The composite result is a multi-scale stack: mesh networks provide local continuity and trust when central infrastructure fails or is contested; satellite networks provide global reach and cluster-to-cluster coordination; AI-mediated service orchestration ties governance functions together across domains; DeFi enables portable capital, alternative credit, and cross-jurisdiction value exchange. Each layer individually represents a meaningful shift. Together, they represent a potential reorganisation of the substrate through which political and economic life is conducted.
The implications for behavior design—and for anyone whose work involves understanding how environments shape choices—are acute. Governance has always worked, in part, through the design of default environments. The architecture of a city, the layout of a government office, the sequencing of a benefits application—these are choice environments that shape behavior before individuals consciously engage with them. What changes now is that those default environments are increasingly digital, increasingly private, increasingly global, and increasingly AI-mediated. The designer of the interface is, in a meaningful sense, the designer of the governing environment.
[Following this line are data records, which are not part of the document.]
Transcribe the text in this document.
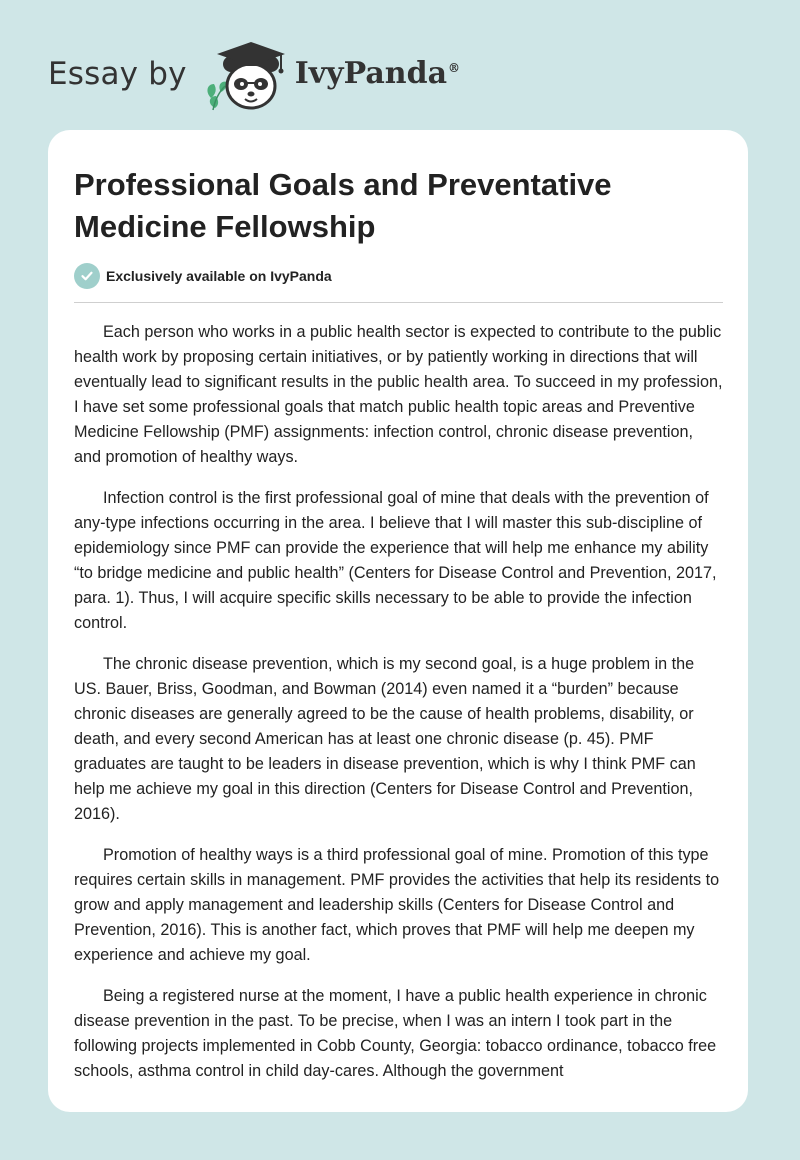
Essay by	IvyPanda®
Professional Goals and Preventative Medicine Fellowship
Exclusively available on IvyPanda

Each person who works in a public health sector is expected to contribute to the public health work by proposing certain initiatives, or by patiently working in directions that will eventually lead to significant results in the public health area. To succeed in my profession, I have set some professional goals that match public health topic areas and Preventive Medicine Fellowship (PMF) assignments: infection control, chronic disease prevention, and promotion of healthy ways.

Infection control is the first professional goal of mine that deals with the prevention of any-type infections occurring in the area. I believe that I will master this sub-discipline of epidemiology since PMF can provide the experience that will help me enhance my ability “to bridge medicine and public health” (Centers for Disease Control and Prevention, 2017, para. 1). Thus, I will acquire specific skills necessary to be able to provide the infection control.

The chronic disease prevention, which is my second goal, is a huge problem in the US. Bauer, Briss, Goodman, and Bowman (2014) even named it a “burden” because chronic diseases are generally agreed to be the cause of health problems, disability, or death, and every second American has at least one chronic disease (p. 45). PMF graduates are taught to be leaders in disease prevention, which is why I think PMF can help me achieve my goal in this direction (Centers for Disease Control and Prevention, 2016).

Promotion of healthy ways is a third professional goal of mine. Promotion of this type requires certain skills in management. PMF provides the activities that help its residents to grow and apply management and leadership skills (Centers for Disease Control and Prevention, 2016). This is another fact, which proves that PMF will help me deepen my experience and achieve my goal.

Being a registered nurse at the moment, I have a public health experience in chronic disease prevention in the past. To be precise, when I was an intern I took part in the following projects implemented in Cobb County, Georgia: tobacco ordinance, tobacco free schools, asthma control in child day-cares. Although the government
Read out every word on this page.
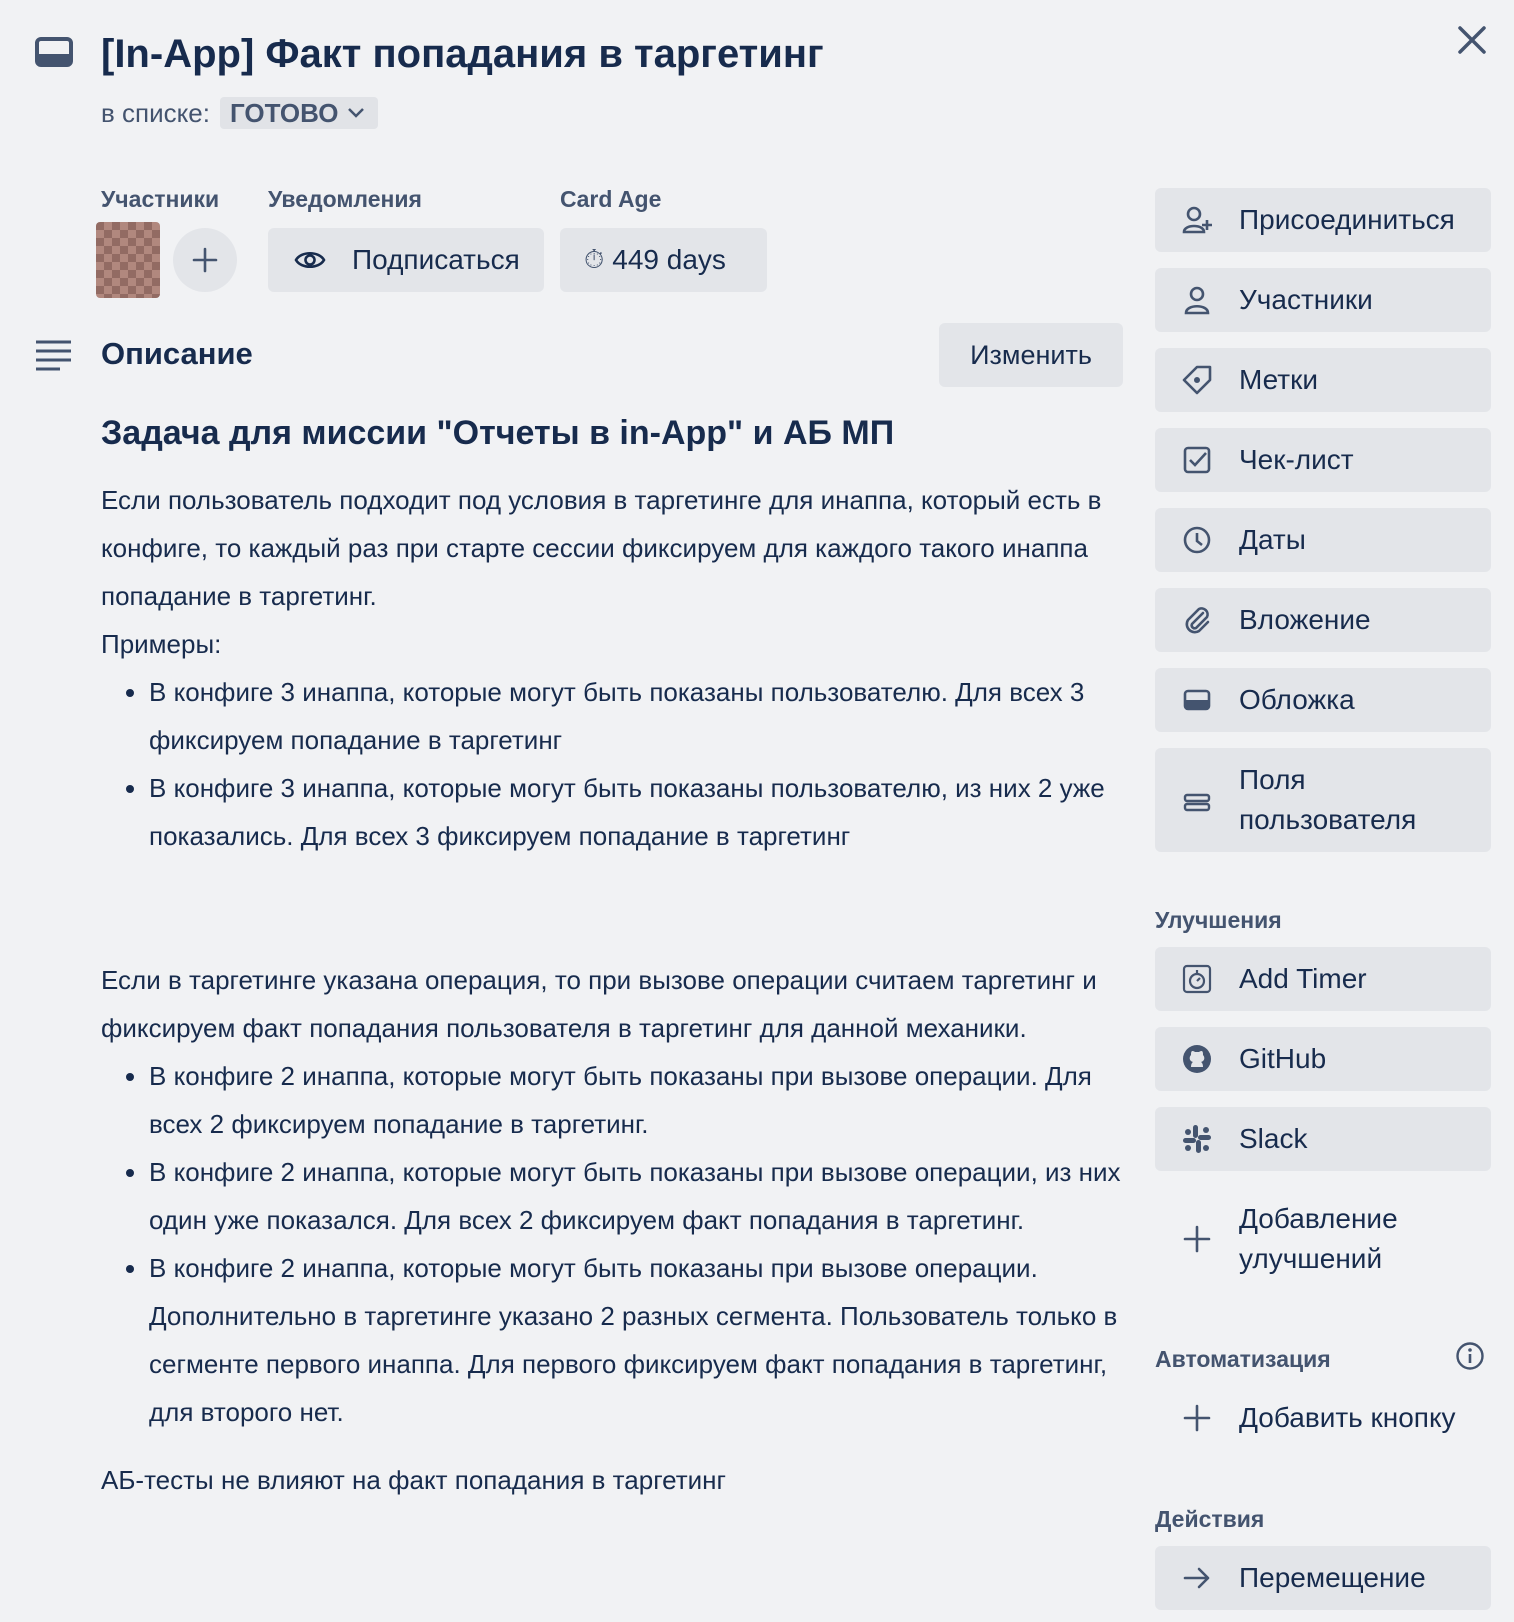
[In-App] Факт попадания в таргетинг
в списке: ГОТОВО
Участники Уведомления
Подписаться
Card Age
⏱ 449 days
Описание	Изменить
Задача для миссии "Отчеты в in-App" и АБ МП

Если пользователь подходит под условия в таргетинге для инаппа, который есть в конфиге, то каждый раз при старте сессии фиксируем для каждого такого инаппа попадание в таргетинг.

Примеры:

• В конфиге 3 инаппа, которые могут быть показаны пользователю. Для всех 3 фиксируем попадание в таргетинг
• В конфиге 3 инаппа, которые могут быть показаны пользователю, из них 2 уже показались. Для всех 3 фиксируем попадание в таргетинг

Если в таргетинге указана операция, то при вызове операции считаем таргетинг и фиксируем факт попадания пользователя в таргетинг для данной механики.

• В конфиге 2 инаппа, которые могут быть показаны при вызове операции. Для всех 2 фиксируем попадание в таргетинг.
• В конфиге 2 инаппа, которые могут быть показаны при вызове операции, из них один уже показался. Для всех 2 фиксируем факт попадания в таргетинг.
• В конфиге 2 инаппа, которые могут быть показаны при вызове операции. Дополнительно в таргетинге указано 2 разных сегмента. Пользователь только в сегменте первого инаппа. Для первого фиксируем факт попадания в таргетинг, для второго нет.

АБ-тесты не влияют на факт попадания в таргетинг

Присоединиться
Участники
Метки
Чек-лист
Даты
Вложение
Обложка
Поля пользователя
Улучшения
Add Timer
GitHub
Slack
Добавление улучшений
Автоматизация
Добавить кнопку
Действия
Перемещение
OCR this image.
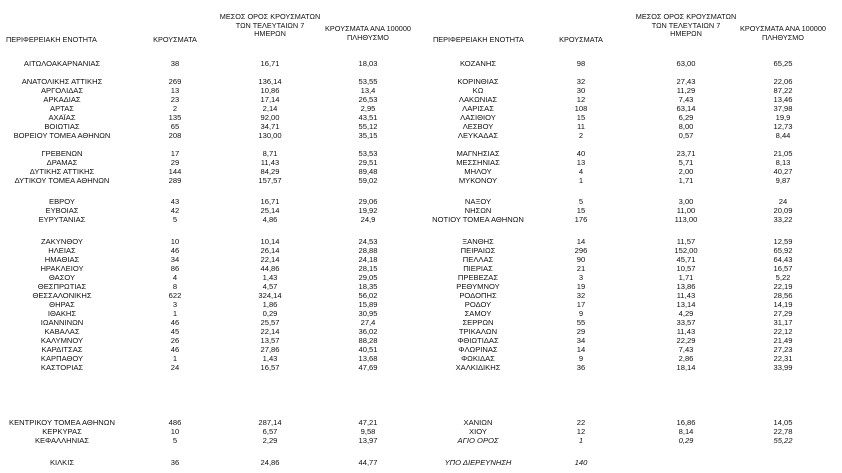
ΠΕΡΙΦΕΡΕΙΑΚΗ ΕΝΟΤΗΤΑ	ΚΡΟΥΣΜΑΤΑ
ΜΕΣΟΣ ΟΡΟΣ ΚΡΟΥΣΜΑΤΩΝ
ΤΩΝ ΤΕΛΕΥΤΑΙΩΝ 7
ΗΜΕΡΩΝ
ΚΡΟΥΣΜΑΤΑ ΑΝΑ 100000
ΠΛΗΘΥΣΜΟ	ΠΕΡΙΦΕΡΕΙΑΚΗ ΕΝΟΤΗΤΑ	ΚΡΟΥΣΜΑΤΑ
ΜΕΣΟΣ ΟΡΟΣ ΚΡΟΥΣΜΑΤΩΝ
ΤΩΝ ΤΕΛΕΥΤΑΙΩΝ 7
ΗΜΕΡΩΝ
ΚΡΟΥΣΜΑΤΑ ΑΝΑ 100000
ΠΛΗΘΥΣΜΟ
ΑΙΤΩΛΟΑΚΑΡΝΑΝΙΑΣ	38	16,71	18,03
ΑΝΑΤΟΛΙΚΗΣ ΑΤΤΙΚΗΣ	269	136,14	53,55
ΑΡΓΟΛΙΔΑΣ	13	10,86	13,4
ΑΡΚΑΔΙΑΣ	23	17,14	26,53
ΑΡΤΑΣ	2	2,14	2,95
ΑΧΑΪΑΣ	135	92,00	43,51
ΒΟΙΩΤΙΑΣ	65	34,71	55,12
ΒΟΡΕΙΟΥ ΤΟΜΕΑ ΑΘΗΝΩΝ	208	130,00	35,15
ΓΡΕΒΕΝΩΝ	17	8,71	53,53
ΔΡΑΜΑΣ	29	11,43	29,51
ΔΥΤΙΚΗΣ ΑΤΤΙΚΗΣ	144	84,29	89,48
ΔΥΤΙΚΟΥ ΤΟΜΕΑ ΑΘΗΝΩΝ	289	157,57	59,02
ΕΒΡΟΥ	43	16,71	29,06
ΕΥΒΟΙΑΣ	42	25,14	19,92
ΕΥΡΥΤΑΝΙΑΣ	5	4,86	24,9
ΖΑΚΥΝΘΟΥ	10	10,14	24,53
ΗΛΕΙΑΣ	46	26,14	28,88
ΗΜΑΘΙΑΣ	34	22,14	24,18
ΗΡΑΚΛΕΙΟΥ	86	44,86	28,15
ΘΑΣΟΥ	4	1,43	29,05
ΘΕΣΠΡΩΤΙΑΣ	8	4,57	18,35
ΘΕΣΣΑΛΟΝΙΚΗΣ	622	324,14	56,02
ΘΗΡΑΣ	3	1,86	15,89
ΙΘΑΚΗΣ	1	0,29	30,95
ΙΩΑΝΝΙΝΩΝ	46	25,57	27,4
ΚΑΒΑΛΑΣ	45	22,14	36,02
ΚΑΛΥΜΝΟΥ	26	13,57	88,28
ΚΑΡΔΙΤΣΑΣ	46	27,86	40,51
ΚΑΡΠΑΘΟΥ	1	1,43	13,68
ΚΑΣΤΟΡΙΑΣ	24	16,57	47,69
ΚΕΝΤΡΙΚΟΥ ΤΟΜΕΑ ΑΘΗΝΩΝ	486	287,14	47,21
ΚΕΡΚΥΡΑΣ	10	6,57	9,58
ΚΕΦΑΛΛΗΝΙΑΣ	5	2,29	13,97
ΚΙΛΚΙΣ	36	24,86	44,77
ΚΟΖΑΝΗΣ	98	63,00	65,25
ΚΟΡΙΝΘΙΑΣ	32	27,43	22,06
ΚΩ	30	11,29	87,22
ΛΑΚΩΝΙΑΣ	12	7,43	13,46
ΛΑΡΙΣΑΣ	108	63,14	37,98
ΛΑΣΙΘΙΟΥ	15	6,29	19,9
ΛΕΣΒΟΥ	11	8,00	12,73
ΛΕΥΚΑΔΑΣ	2	0,57	8,44
ΜΑΓΝΗΣΙΑΣ	40	23,71	21,05
ΜΕΣΣΗΝΙΑΣ	13	5,71	8,13
ΜΗΛΟΥ	4	2,00	40,27
ΜΥΚΟΝΟΥ	1	1,71	9,87
ΝΑΞΟΥ	5	3,00	24
ΝΗΣΩΝ	15	11,00	20,09
ΝΟΤΙΟΥ ΤΟΜΕΑ ΑΘΗΝΩΝ	176	113,00	33,22
ΞΑΝΘΗΣ	14	11,57	12,59
ΠΕΙΡΑΙΩΣ	296	152,00	65,92
ΠΕΛΛΑΣ	90	45,71	64,43
ΠΙΕΡΙΑΣ	21	10,57	16,57
ΠΡΕΒΕΖΑΣ	3	1,71	5,22
ΡΕΘΥΜΝΟΥ	19	13,86	22,19
ΡΟΔΟΠΗΣ	32	11,43	28,56
ΡΟΔΟΥ	17	13,14	14,19
ΣΑΜΟΥ	9	4,29	27,29
ΣΕΡΡΩΝ	55	33,57	31,17
ΤΡΙΚΑΛΩΝ	29	11,43	22,12
ΦΘΙΩΤΙΔΑΣ	34	22,29	21,49
ΦΛΩΡΙΝΑΣ	14	7,43	27,23
ΦΩΚΙΔΑΣ	9	2,86	22,31
ΧΑΛΚΙΔΙΚΗΣ	36	18,14	33,99
ΧΑΝΙΩΝ	22	16,86	14,05
ΧΙΟΥ	12	8,14	22,78
ΑΓΙΟ ΟΡΟΣ	1	0,29	55,22
ΥΠΟ ΔΙΕΡΕΥΝΗΣΗ	140
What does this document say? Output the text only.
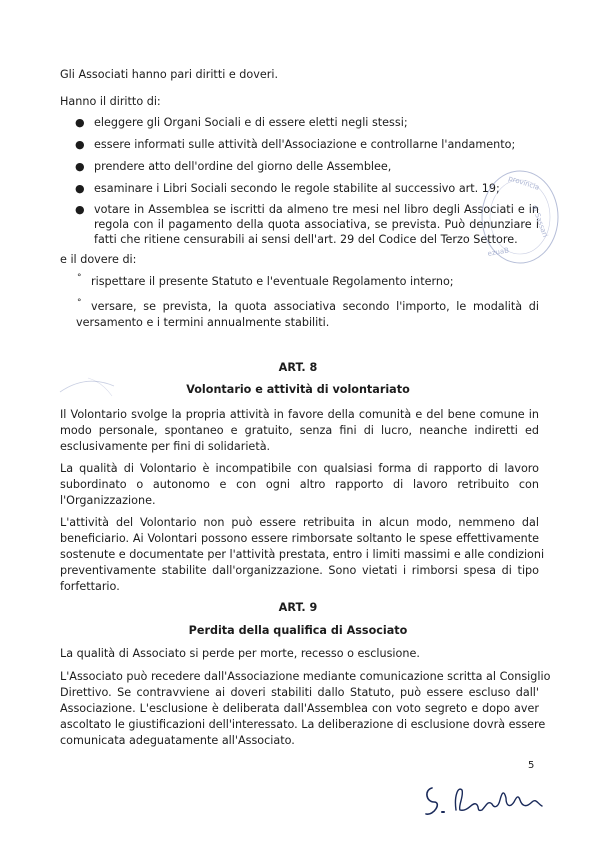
Gli Associati hanno pari diritti e doveri.
Hanno il diritto di:
● eleggere gli Organi Sociali e di essere eletti negli stessi;
● essere informati sulle attività dell'Associazione e controllarne l'andamento;
● prendere atto dell'ordine del giorno delle Assemblee,
● esaminare i Libri Sociali secondo le regole stabilite al successivo art. 19;
● votare in Assemblea se iscritti da almeno tre mesi nel libro degli Associati e in
regola con il pagamento della quota associativa, se prevista. Può denunziare i
fatti che ritiene censurabili ai sensi dell'art. 29 del Codice del Terzo Settore.
e il dovere di:
° rispettare il presente Statuto e l'eventuale Regolamento interno;
° versare, se prevista, la quota associativa secondo l'importo, le modalità di
versamento e i termini annualmente stabiliti.
ART. 8
Volontario e attività di volontariato
Il Volontario svolge la propria attività in favore della comunità e del bene comune in
modo personale, spontaneo e gratuito, senza fini di lucro, neanche indiretti ed
esclusivamente per fini di solidarietà.
La qualità di Volontario è incompatibile con qualsiasi forma di rapporto di lavoro
subordinato o autonomo e con ogni altro rapporto di lavoro retribuito con
l'Organizzazione.
L'attività del Volontario non può essere retribuita in alcun modo, nemmeno dal
beneficiario. Ai Volontari possono essere rimborsate soltanto le spese effettivamente
sostenute e documentate per l'attività prestata, entro i limiti massimi e alle condizioni
preventivamente stabilite dall'organizzazione. Sono vietati i rimborsi spesa di tipo
forfettario.
ART. 9
Perdita della qualifica di Associato
La qualità di Associato si perde per morte, recesso o esclusione.
L'Associato può recedere dall'Associazione mediante comunicazione scritta al Consiglio
Direttivo. Se contravviene ai doveri stabiliti dallo Statuto, può essere escluso dall'
Associazione. L'esclusione è deliberata dall'Assemblea con voto segreto e dopo aver
ascoltato le giustificazioni dell'interessato. La deliberazione di esclusione dovrà essere
comunicata adeguatamente all'Associato.
5
provincia
di Sassari
ezuaB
When that designer is not accountable to the people being governed, the concept of democratic consent begins to hollow out from the inside.
We do not end with a resolution because there is not one yet. Territory still matters. Cities remain powerful. The stack is still being built and its control is still being contested. What has changed is the question. The decisive question of political life is no longer primarily "who governs this land?" It is "who controls the stack through which life is coordinated?" That question is being answered, largely by default, by a small number of infrastructure providers, platform companies, and AI developers operating outside the architecture of democratic accountability. The path forward is not to reject the stack—it cannot be rejected, and many of its affordances are genuinely emancipatory—but to insist that its construction is a political choice, subject to political contestation, with democratic standards applied to it as seriously as they are applied to territory. We are, in other words, still deciding whether government in the cloud is a public infrastructure or a private one. That decision will not wait indefinitely.